The launch day email should include direct login links so users don't have to search for access, a quick-start guide covering the five or six workflows they'll need on day one, clear support contacts and channels, and explicit instructions for the cutover: all new uploads go into the new system, the old system is now read-only for a defined period. Keep the tone celebratory but practical. Users need both motivation and information on launch day — they're more likely to log in if the email makes it easy and signals that help is available.
How do you prevent users from reverting to old systems after launch?
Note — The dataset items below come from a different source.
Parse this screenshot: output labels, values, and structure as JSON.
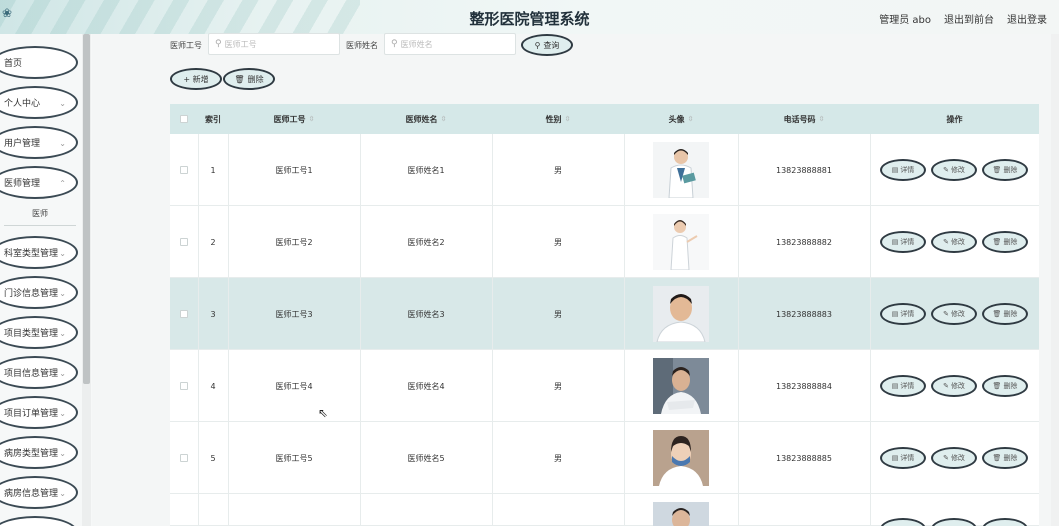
{
  "header": {
    "title": "整形医院管理系统",
    "admin": "管理员 abo",
    "to_front": "退出到前台",
    "logout": "退出登录"
  },
  "sidebar": {
    "items": [
      {
        "label": "首页",
        "chev": ""
      },
      {
        "label": "个人中心",
        "chev": "⌄"
      },
      {
        "label": "用户管理",
        "chev": "⌄"
      },
      {
        "label": "医师管理",
        "chev": "⌃"
      },
      {
        "label": "科室类型管理",
        "chev": "⌄"
      },
      {
        "label": "门诊信息管理",
        "chev": "⌄"
      },
      {
        "label": "项目类型管理",
        "chev": "⌄"
      },
      {
        "label": "项目信息管理",
        "chev": "⌄"
      },
      {
        "label": "项目订单管理",
        "chev": "⌄"
      },
      {
        "label": "病房类型管理",
        "chev": "⌄"
      },
      {
        "label": "病房信息管理",
        "chev": "⌄"
      }
    ],
    "sub_item": "医师"
  },
  "search": {
    "id_label": "医师工号",
    "id_placeholder": "医师工号",
    "name_label": "医师姓名",
    "name_placeholder": "医师姓名",
    "query_button": "查询"
  },
  "toolbar": {
    "add_button": "+ 新增",
    "delete_button": "删除"
  },
  "table": {
    "columns": [
      "索引",
      "医师工号",
      "医师姓名",
      "性别",
      "头像",
      "电话号码",
      "操作"
    ],
    "rows": [
      {
        "index": "1",
        "doctor_id": "医师工号1",
        "name": "医师姓名1",
        "gender": "男",
        "phone": "13823888881"
      },
      {
        "index": "2",
        "doctor_id": "医师工号2",
        "name": "医师姓名2",
        "gender": "男",
        "phone": "13823888882"
      },
      {
        "index": "3",
        "doctor_id": "医师工号3",
        "name": "医师姓名3",
        "gender": "男",
        "phone": "13823888883"
      },
      {
        "index": "4",
        "doctor_id": "医师工号4",
        "name": "医师姓名4",
        "gender": "男",
        "phone": "13823888884"
      },
      {
        "index": "5",
        "doctor_id": "医师工号5",
        "name": "医师姓名5",
        "gender": "男",
        "phone": "13823888885"
      }
    ],
    "actions": {
      "detail": "详情",
      "edit": "修改",
      "delete": "删除"
    }
  },
  "colors": {
    "header_bg": "#e7f2f1",
    "table_header_bg": "#d5e8e8",
    "highlight_row_bg": "#d8e8e8",
    "pill_border": "#2f3a42",
    "pill_bg": "#dfeeee"
  }
}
The most effective prevention is a hard cutover — no dual uploads, new content goes into the DAM from day one. Allowing parallel use of legacy systems creates ambiguity about which system is the source of truth and makes reversion easy. Beyond the cutover policy, the factors that keep users in the new system are fast search that returns trusted results, support that's accessible when questions arise, and visible improvements based on feedback. Users stay in a system that works and gets better. They leave systems that don't respond to their experience.
What metrics should be tracked after a DAM goes live?
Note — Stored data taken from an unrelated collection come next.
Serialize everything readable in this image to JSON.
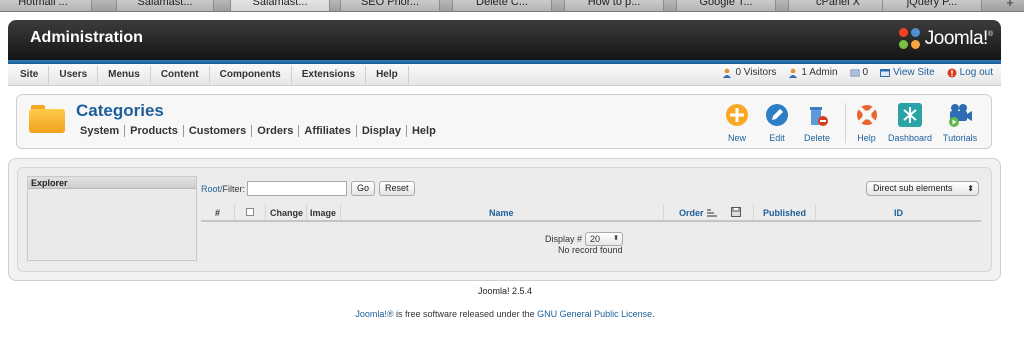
{
  "browser": {
    "tabs": [
      "Hotmail ...",
      "Salamast...",
      "Salamast...",
      "SEO Prior...",
      "Delete C...",
      "How to p...",
      "Google T...",
      "cPanel X",
      "jQuery P..."
    ],
    "new_tab": "+"
  },
  "header": {
    "title": "Administration",
    "logo_text": "Joomla!",
    "logo_mark": "®"
  },
  "menu": {
    "items": [
      "Site",
      "Users",
      "Menus",
      "Content",
      "Components",
      "Extensions",
      "Help"
    ]
  },
  "status": {
    "visitors": "0 Visitors",
    "admins": "1 Admin",
    "messages": "0",
    "view_site": "View Site",
    "logout": "Log out"
  },
  "page": {
    "title": "Categories",
    "submenu": [
      "System",
      "Products",
      "Customers",
      "Orders",
      "Affiliates",
      "Display",
      "Help"
    ]
  },
  "toolbar": {
    "new": "New",
    "edit": "Edit",
    "delete": "Delete",
    "help": "Help",
    "dashboard": "Dashboard",
    "tutorials": "Tutorials"
  },
  "explorer": {
    "title": "Explorer"
  },
  "filter": {
    "root": "Root/",
    "label": "Filter:",
    "value": "",
    "go": "Go",
    "reset": "Reset"
  },
  "view_select": {
    "selected": "Direct sub elements"
  },
  "grid": {
    "columns": {
      "num": "#",
      "change": "Change",
      "image": "Image",
      "name": "Name",
      "order": "Order",
      "published": "Published",
      "id": "ID"
    },
    "display_label": "Display #",
    "display_value": "20",
    "empty": "No record found"
  },
  "footer": {
    "version": "Joomla! 2.5.4",
    "license_prefix": "Joomla!®",
    "license_mid": " is free software released under the ",
    "license_link": "GNU General Public License",
    "license_suffix": "."
  },
  "colors": {
    "link": "#1d5f9a",
    "header_dark": "#151515",
    "accent_blue": "#2f7fc1"
  }
}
The most meaningful post-launch metrics are login rates by department (are teams actually using the system?), upload and download volume (is content flowing through the DAM?), search-to-download conversion (are users finding what they're looking for?), and support request volume over time (is friction decreasing as users get comfortable?). These metrics should be reviewed regularly and shared with stakeholders as evidence that the investment is delivering. Low adoption in a specific department is almost always a signal of a specific barrier — a workflow gap, a training need, or a permission issue — that can be identified and addressed before it becomes entrenched.
How do you handle users who resist adopting the new system?
Resistance is almost always rooted in one of three things: lack of understanding of why the change is happening, a specific friction point with the new system, or a previous bad experience with a DAM rollout. The ADKAR framework addresses the first — clear communication of the why, delivered early and often, reduces resistance before it becomes entrenched. The second requires listening: understanding specifically what makes the system harder to use than the old approach, and addressing that friction directly rather than dismissing it. The third requires demonstrating, through the quality of the launch experience itself, that this rollout is different. Champions who've had positive experiences are often the most effective voices for resistant colleagues.